Date of Award

9-2009

Document type

dissertation

Access Type

Open Access Dissertation

Degree Name

Doctor of Philosophy (PhD)

Degree Program

Computer Science

First Advisor

Sridhar Mahadevan

Second Advisor

Andrew G. Barto

Third Advisor

Roderic Grupen

Subject Categories

Computer Sciences

Abstract

This dissertation investigates the problem of representation discovery in discrete Markov decision processes, namely how agents can simultaneously learn representation and optimal control. Previous work on function approximation techniques for MDPs largely employed hand-engineered basis functions. In this dissertation, we explore approaches to automatically construct these basis functions and demonstrate that automatically constructed basis functions significantly outperform more traditional, hand-engineered approaches. We specifically examine two problems: how to automatically build representations for action-value functions by explicitly incorporating actions into a representation, and how representations can be automatically constructed by exploiting a pre-specified task hierarchy. We first introduce a technique for learning basis functions directly in state-action space. The approach constructs basis functions using spectral analysis of a state-action graph which captures the underlying structure of the state-action space of the MDP. We describe two approaches to constructing these graphs and evaluate the approach on MDPs with discrete state and action spaces.

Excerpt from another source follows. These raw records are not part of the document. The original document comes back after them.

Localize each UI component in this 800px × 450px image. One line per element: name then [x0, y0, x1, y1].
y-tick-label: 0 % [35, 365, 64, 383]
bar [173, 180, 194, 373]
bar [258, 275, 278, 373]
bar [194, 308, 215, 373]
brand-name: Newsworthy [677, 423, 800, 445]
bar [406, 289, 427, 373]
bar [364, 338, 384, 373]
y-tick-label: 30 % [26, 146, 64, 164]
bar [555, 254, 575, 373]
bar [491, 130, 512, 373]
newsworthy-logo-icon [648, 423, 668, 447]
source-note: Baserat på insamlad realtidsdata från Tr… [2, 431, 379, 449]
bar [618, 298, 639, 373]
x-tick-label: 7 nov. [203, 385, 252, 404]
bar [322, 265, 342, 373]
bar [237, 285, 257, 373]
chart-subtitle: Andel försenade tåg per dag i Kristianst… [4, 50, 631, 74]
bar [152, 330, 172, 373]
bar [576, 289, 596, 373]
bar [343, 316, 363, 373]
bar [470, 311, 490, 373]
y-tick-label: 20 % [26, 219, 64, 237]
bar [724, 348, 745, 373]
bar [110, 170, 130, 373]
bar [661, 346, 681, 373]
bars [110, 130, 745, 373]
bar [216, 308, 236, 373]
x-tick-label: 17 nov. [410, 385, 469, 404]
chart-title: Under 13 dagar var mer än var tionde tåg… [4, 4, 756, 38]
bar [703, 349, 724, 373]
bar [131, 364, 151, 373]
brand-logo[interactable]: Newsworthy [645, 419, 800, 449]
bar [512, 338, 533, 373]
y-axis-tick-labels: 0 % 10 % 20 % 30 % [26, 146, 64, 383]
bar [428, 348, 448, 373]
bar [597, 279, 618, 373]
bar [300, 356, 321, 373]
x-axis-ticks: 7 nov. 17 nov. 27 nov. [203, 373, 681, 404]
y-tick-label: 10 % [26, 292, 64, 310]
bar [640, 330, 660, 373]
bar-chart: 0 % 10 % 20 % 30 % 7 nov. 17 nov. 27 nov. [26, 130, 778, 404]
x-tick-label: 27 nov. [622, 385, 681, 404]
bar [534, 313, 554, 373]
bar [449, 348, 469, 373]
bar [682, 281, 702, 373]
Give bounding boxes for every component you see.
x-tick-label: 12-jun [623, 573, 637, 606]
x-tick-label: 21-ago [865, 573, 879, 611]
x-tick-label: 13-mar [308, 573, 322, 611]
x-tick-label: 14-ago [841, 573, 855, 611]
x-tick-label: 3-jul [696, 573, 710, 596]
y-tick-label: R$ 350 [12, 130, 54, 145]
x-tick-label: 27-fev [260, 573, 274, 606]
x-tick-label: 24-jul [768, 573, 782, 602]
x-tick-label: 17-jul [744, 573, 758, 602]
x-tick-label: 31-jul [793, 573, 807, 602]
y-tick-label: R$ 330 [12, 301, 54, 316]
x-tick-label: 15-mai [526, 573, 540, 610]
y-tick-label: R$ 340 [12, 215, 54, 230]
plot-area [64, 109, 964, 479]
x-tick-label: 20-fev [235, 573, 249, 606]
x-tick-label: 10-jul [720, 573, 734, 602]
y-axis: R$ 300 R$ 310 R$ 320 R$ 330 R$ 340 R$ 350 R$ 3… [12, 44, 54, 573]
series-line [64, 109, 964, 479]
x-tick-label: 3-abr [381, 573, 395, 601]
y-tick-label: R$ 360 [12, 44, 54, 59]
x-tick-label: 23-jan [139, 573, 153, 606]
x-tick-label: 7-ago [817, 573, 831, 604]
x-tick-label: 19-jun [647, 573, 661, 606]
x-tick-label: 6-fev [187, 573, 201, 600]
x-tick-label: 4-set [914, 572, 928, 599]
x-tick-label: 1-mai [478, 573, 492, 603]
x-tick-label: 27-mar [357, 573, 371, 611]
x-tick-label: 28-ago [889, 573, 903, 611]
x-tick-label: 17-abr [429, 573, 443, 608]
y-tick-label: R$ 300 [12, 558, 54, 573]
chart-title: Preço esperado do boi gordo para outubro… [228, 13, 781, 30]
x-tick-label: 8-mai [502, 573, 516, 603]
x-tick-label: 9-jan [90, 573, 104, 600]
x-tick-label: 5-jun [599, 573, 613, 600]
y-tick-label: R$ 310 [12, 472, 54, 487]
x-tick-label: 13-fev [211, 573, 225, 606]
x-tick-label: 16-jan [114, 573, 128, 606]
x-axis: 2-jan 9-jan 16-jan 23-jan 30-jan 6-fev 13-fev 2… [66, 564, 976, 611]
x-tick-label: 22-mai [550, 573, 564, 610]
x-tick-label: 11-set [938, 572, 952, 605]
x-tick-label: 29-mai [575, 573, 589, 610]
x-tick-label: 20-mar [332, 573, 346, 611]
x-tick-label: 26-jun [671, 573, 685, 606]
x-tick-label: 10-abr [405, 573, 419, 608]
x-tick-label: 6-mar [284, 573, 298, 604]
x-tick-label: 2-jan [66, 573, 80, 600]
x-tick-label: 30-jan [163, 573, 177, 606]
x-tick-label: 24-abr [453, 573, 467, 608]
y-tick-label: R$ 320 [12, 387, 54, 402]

We show how our approach can be used to approximate state-action value functions when the agent has access to macro-actions: actions that take more than one time step and have predefined policies. We describe how the state-action graphs can be modified to incorporate information about the macro-actions and experimentally evaluate this approach for SMDPs with discrete state and action spaces. Finally, we describe how hierarchical reinforcement learning can be used to scale up automatic basis function construction. We extend automatic basis function construction techniques to multi-level task hierarchies and describe how basis function construction can exploit the value function decomposition given by a fixed task hierarchy. We demonstrate that combining task hierarchies with automatic basis function construction allows basis function techniques to scale to larger problems and leads to a significant speed-up in learning.